Essere genitori è una innanzitutto una RELAZIONE, che si fonda sul principio dello “stare-con”.


Caratteristica di ogni individuo, sin dalla nascita (faccio riferimento alla vita embrionale) è quella di essere parte di qualcosa in cui è immerso: dal corpo di donna in cui si sviluppa, all’ambiente (si intende la quantità di relazioni che si intersecano) in cui nasce, cresce, crea legami. L’essere-in-relazione, è una caratteristica che accomuna tutti.

La genitorialità ha recentemente acquisito una forma separata dalla coniugalità: indipendentemente dal rapporto che i genitori hanno tra di loro, la genitorialità è pensata -e tutelata- a prescindere dal legame matrimoniale o di convinvenza.Questa distinzione è un segno della diversa prospettiva, importante per il riconoscimento dei diritti del bambino, al quale si garantisce (idealmente) un rapporto continuativo e responsabile con entrambi i genitori, anche in caso di separazione.

Questo significa che in una relazione (coniugale e/o genitoriale, ma anche tra genitore e figlio) ciascuno è portatore della sua specificità, contribuisce in modo creativo alla crescita della relazione, e vi prende parte in base al suo stile relazionale.

Il riscontro che ho a livello professionale riguarda, tuttavia, una forte difficoltà a vivere le relazioni in spontanea fiducia, e a mantenere o iniziare legami intimi, cioè duraturi nel tempo, e che presuppongano vicinanza emotiva e conoscenza reciproca.

Esiste sia una mancanza di consapevolezzarispetto al proprio sentire, ai propri vissuti, ai propri bisogni autentici, sia una difficoltà a cogliere pienamente l’altro, le sue intenzioni, la sua progettualità. Non tutti sono consapevoli delle “origini” del proprio stile relazionale, della propria storia, e del progetto che hanno per migliorare il proprio futuro.

Siamo ascoltatori sempre meno attenti ai segnali del nostro corpo, custode di una consapevolezza istintiva e innata, che arrivano attraverso il suo linguaggio.

Viviamo nel tempo della fretta, dell’efficienza ad ogni costo, del consumo: per questo ci curiamo con i farmaci, rimedi “alternativi” ad un momento di riflessione e di ascolto di noi stessi. “Mandiamo giù” qualcosa dall’esterno, sostituendolo a un momento in cui fermarci per trovare il modo di “tirar fuori” le nostre potenzialità dall’interno.

Tutti questi elementi emergono con maggiore vigore nei momenti della vita definiti “critici”, nel senso di “momenti di passaggio“, di trasformazione.

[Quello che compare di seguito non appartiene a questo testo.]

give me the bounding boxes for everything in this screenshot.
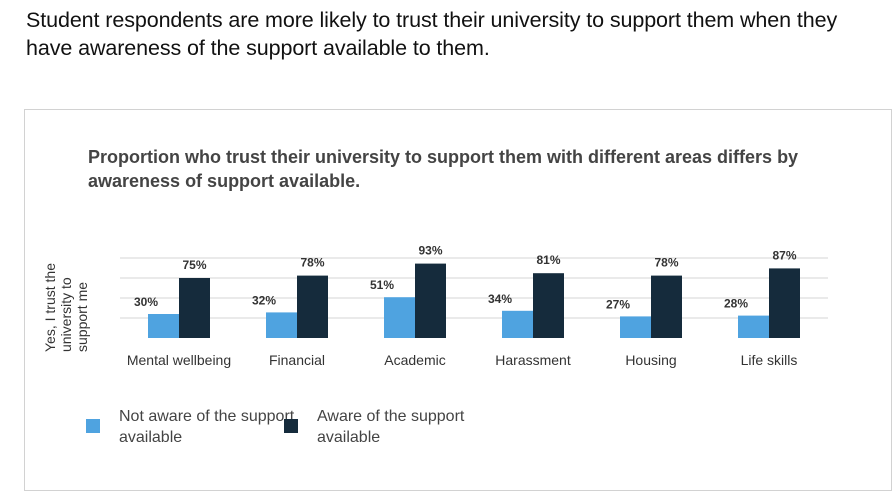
chart-title: Proportion who trust their university to… (88, 147, 799, 191)
legend-swatch-not-aware (86, 419, 100, 433)
data-label-life-skills-series-0: 28% (724, 297, 748, 311)
bar-housing-series-0 (620, 316, 651, 338)
data-label-academic-series-1: 93% (418, 244, 442, 258)
bar-financial-series-0 (266, 312, 297, 338)
bar-harassment-series-0 (502, 310, 533, 338)
bar-mental-wellbeing-series-1 (179, 278, 210, 338)
x-tick-label-mental-wellbeing: Mental wellbeing (127, 352, 231, 368)
legend-label-not-aware: Not aware of the support available (119, 408, 295, 446)
data-label-life-skills-series-1: 87% (772, 248, 796, 262)
bar-harassment-series-1 (533, 273, 564, 338)
bar-chart: 30% 75% Mental wellbeing 32% 78% Financial 51%… (120, 244, 828, 368)
legend-swatch-aware (284, 419, 298, 433)
bar-life-skills-series-0 (738, 315, 769, 338)
bar-life-skills-series-1 (769, 268, 800, 338)
bar-mental-wellbeing-series-0 (148, 314, 179, 338)
x-tick-label-financial: Financial (269, 352, 325, 368)
x-tick-label-housing: Housing (625, 352, 676, 368)
data-label-mental-wellbeing-series-1: 75% (182, 258, 206, 272)
bar-academic-series-1 (415, 263, 446, 338)
data-label-harassment-series-0: 34% (488, 292, 512, 306)
data-label-financial-series-0: 32% (252, 293, 276, 307)
x-tick-label-academic: Academic (384, 352, 445, 368)
data-label-mental-wellbeing-series-0: 30% (134, 295, 158, 309)
bar-housing-series-1 (651, 275, 682, 338)
x-tick-label-life-skills: Life skills (741, 352, 798, 368)
data-label-housing-series-0: 27% (606, 297, 630, 311)
data-label-financial-series-1: 78% (300, 256, 324, 270)
bar-academic-series-0 (384, 297, 415, 338)
headline: Student respondents are more likely to t… (26, 8, 838, 60)
data-label-housing-series-1: 78% (654, 256, 678, 270)
chart-panel (24, 109, 892, 491)
data-label-academic-series-0: 51% (370, 278, 394, 292)
bar-financial-series-1 (297, 275, 328, 338)
data-label-harassment-series-1: 81% (536, 253, 560, 267)
x-tick-label-harassment: Harassment (495, 352, 571, 368)
legend-label-aware: Aware of the support available (317, 408, 465, 446)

Ogni individuo nel corso della sua crescita attraversa momenti nodali: uno di questi è il momento in cui si progetta la genitorialità, sia concretamente, sia come spazio mentale di “apertura al possibile”, all’altro (il figlio in arrivo), alla diversità (rispetto al legame di coppia).

Avendo considerato le difficoltà in cui i giovani si imbattono, oggi (la separazione della propria famiglia di origine, l’indipendenza economico-lavorativa, il raggiungimento dello status di adulto), va da sé che anche le tappe successive della vita, sia individuale che familiare, ne sono influenzate.

Nei momenti di transizione emergono per ciascuno, in modo più evidente, le difficoltà: fragilità, solitudine, isolamento sia rispetto al contesto sociale che relazionale.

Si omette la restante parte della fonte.